Management

Elinor Ostrom’s principles for managing common-pool resources successfully and equitably may be more germane than traditional management theory. If Ostrom’s proposed principles for managing common-pool resources successfully and equitably are applied to a CCE, those rules substantially would be stated, as follows:

  1. Define clear group boundaries for each of the disparate groups.
  2. Match rules governing distribution of the net profits to the needs and conditions of the disparate groups.
  3. Ensure that the directors of the commons corporation, and their represented constituents, can participate in modifying the distribution of the net profits.
  4. Develop a system carried out by the directors for monitoring the activity of each director’s group to ensure that the respective distribution of net income is appropriately applied.
  5. Use graduated sanctions to remediate actions of underperforming groups.
  6. Provide accessible, low-cost means for dispute resolution between the disparate groups.
  7. Build responsibility for administering each distribution of net profit from the lowest level of each group to the directorship level of the commons corporation.

Accordingly, the model CCE must have tremendous flexibility to meet internal and market demands.

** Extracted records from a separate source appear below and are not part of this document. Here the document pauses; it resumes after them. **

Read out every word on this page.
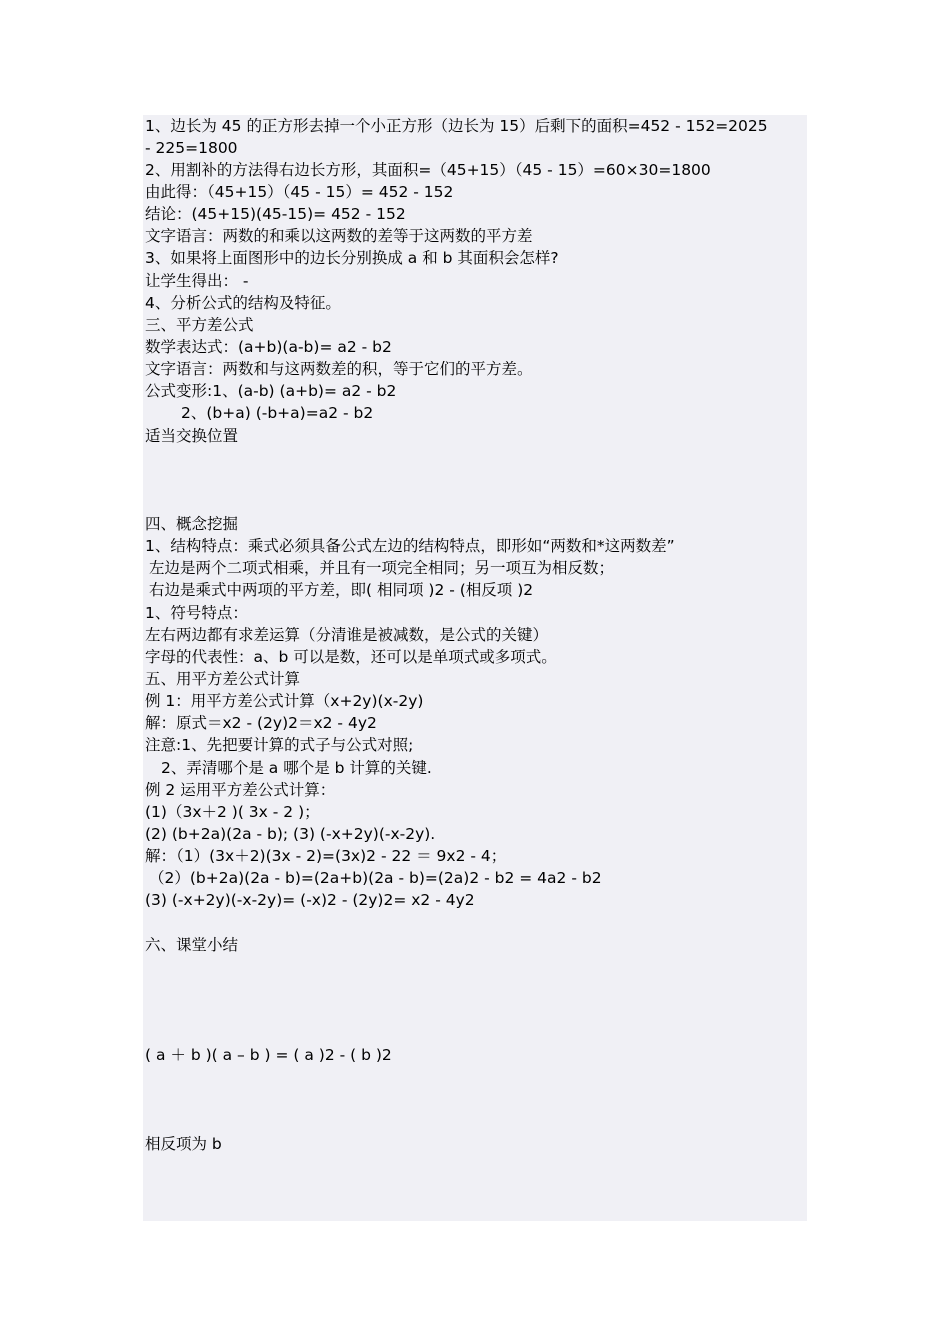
1、边长为 45 的正方形去掉一个小正方形（边长为 15）后剩下的面积=452 - 152=2025
- 225=1800
2、用割补的方法得右边长方形，其面积=（45+15）（45 - 15）=60×30=1800
由此得：（45+15）（45 - 15）= 452 - 152
结论：(45+15)(45-15)= 452 - 152
文字语言：两数的和乘以这两数的差等于这两数的平方差
3、如果将上面图形中的边长分别换成 a 和 b 其面积会怎样?
让学生得出： -
4、分析公式的结构及特征。
三、平方差公式
数学表达式：(a+b)(a-b)= a2 - b2
文字语言：两数和与这两数差的积，等于它们的平方差。
公式变形:1、(a-b) (a+b)= a2 - b2
2、(b+a) (-b+a)=a2 - b2
适当交换位置
四、概念挖掘
1、结构特点：乘式必须具备公式左边的结构特点，即形如“两数和*这两数差”
左边是两个二项式相乘，并且有一项完全相同；另一项互为相反数；
右边是乘式中两项的平方差，即( 相同项 )2 - (相反项 )2
1、符号特点：
左右两边都有求差运算（分清谁是被减数，是公式的关键）
字母的代表性：a、b 可以是数，还可以是单项式或多项式。
五、用平方差公式计算
例 1：用平方差公式计算（x+2y)(x-2y)
解：原式＝x2 - (2y)2＝x2 - 4y2
注意:1、先把要计算的式子与公式对照;
2、弄清哪个是 a 哪个是 b 计算的关键.
例 2 运用平方差公式计算：
(1)（3x＋2 )( 3x - 2 )；
(2) (b+2a)(2a - b); (3) (-x+2y)(-x-2y).
解：（1）(3x＋2)(3x - 2)=(3x)2 - 22 ＝ 9x2 - 4；
（2）(b+2a)(2a - b)=(2a+b)(2a - b)=(2a)2 - b2 = 4a2 - b2
(3) (-x+2y)(-x-2y)= (-x)2 - (2y)2= x2 - 4y2
六、课堂小结
( a ＋ b )( a – b ) = ( a )2 - ( b )2
相反项为 b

Table 1 which will be provided as Research is provided to aid in the discussion of formulating the model CCE. The table sets forth a survey of the not-for profit laws in the fifty states and the District of Columbia, designating the statutes of each jurisdiction pertaining to whether a not-for-profit corporation can:

  1. Allow for any lawful activity as its purpose;
  2. Have no members (shareholders);
  3. Delegate the board of directors’ functions;
  4. Use designators to appoint directors;
  5. Prescribe qualifications for a director; and
  6. Allow any director to bring a derivative suit.

Furthermore, Table 1 has divided the states into four color-coded classes of states based upon the author’s subjective evaluation of how amenable each state’s not-for-profit act is to forming a CCE. Class 1, Blue, represents those jurisdictions where a CCE not-for-profit corporation could easily comply with state law while interposing the most dynamic management system. Class 2, Green, represents those jurisdictions where the CCE not-for-profit corporation would have to form as a public benefit corporation (PBC). Although PBCs can easily comply with state law while interposing the most dynamic management system as with Class 1 jurisdictions, PBCs are subject to more oversight and reporting requirements by state law. Class 3, Yellow, represents those jurisdictions where a CCE not-for-profit corporation cannot interpose a dynamic management system because of the inadequacies or proscriptions of state law. In those jurisdictions, the non-for-profit must implement a traditional management system which may cause substantial conflicts of interest in the management of the CCE. Class 4, Red, represents those jurisdictions where the jurisdictions’ statutes present existential problems for the formation and operation of a CCE.